Cinquante-huit ans après les indépendances, tout reste encore à faire, et il était important d’orienter une proportion importante des contributions publiques vers la satisfaction des besoins des contribuables (les besoins sociaux de base). Cette fausse note dans la présentation de la programmation budgétaire pluriannuelle du Burkina Faso fragilise les fondements de cet édifice et l’éloigne quelque peu des préoccupations du plus grand nombre. Elle pourrait priver le gouvernement de l’adhésion populaire au moment de sa mise en œuvre ou, plus tard, au moment du bilan. La conséquence d’une telle situation, c’est la baisse de la croissance qui passe de 7,1% en 2018 à 6,6% en 2019, soit un ralentissement de ½ point par rapport à la progression précédente ; et cela est autant de recul dans la marche du pays vers le développement. Pour ce qui est de la mise en œuvre du PNDES, le recul des investissements va influer négativement sur son effectivité. Les prévisions de réalisations pariaient sur une croissance de 7,7%. L’écart qui se dégage entre lesdites prévisions et le taux réel en 2019 de croissance est 1,1%. Il est vrai que contrairement au contenu du document de programmation budgétaire, ce recul ne peut pas seulement être imputé aux printemps des revendications salariales. Il y a aussi les questions sécuritaires avec plusieurs attaques sur le territoire national, la mauvaise pluviométrie avec des conséquences sur les premiers produits d’exportation, la faiblesse du cours de l’or.
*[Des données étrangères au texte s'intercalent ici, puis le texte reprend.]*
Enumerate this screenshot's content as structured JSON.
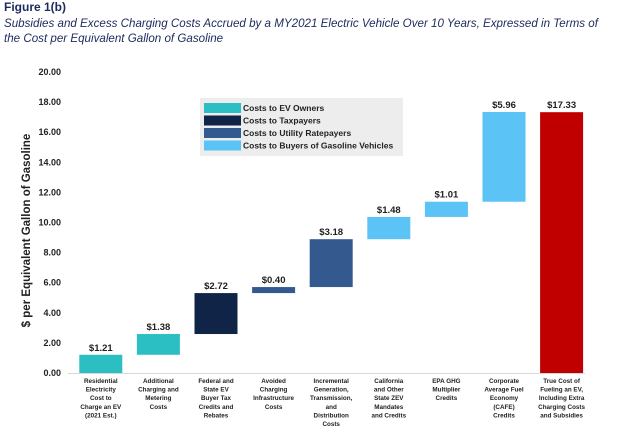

Enfin, un facteur déterminant qui va aussi peser dans la balance, c’est le taux de croissance de la population qui viendra grever davantage les perspectives de croissance. Pour conclure, il nous semble important de signaler que le cadrage budgétaire pluriannuel est un excellent outil d’instauration d’une bonne discipline budgétaire. Il doit être permettre la conduite effective et efficace du Plan national de développement économique et social. Depuis l’année dernière, le Burkina Faso est à sa deuxième programmation, c’est un grand effort et l’expression d’une forte volonté politique d’aller vers une gestion maitrisée des moyens financiers.
Mais, une telle volonté restera vaine si elle ne rencontre pas le vouloir vivre en commun de tous ; avec un élan particulier pour l’intérêt général au détriment de l’intérêt particulier ou corporatiste. Autrement, il faudra réfléchir à un contrat social qui gèlera toutes les revendications sociales afin de permettre la mise en œuvre, sur une période donnée, d’un programme chiffré et mesurable de développement économique et social partagé.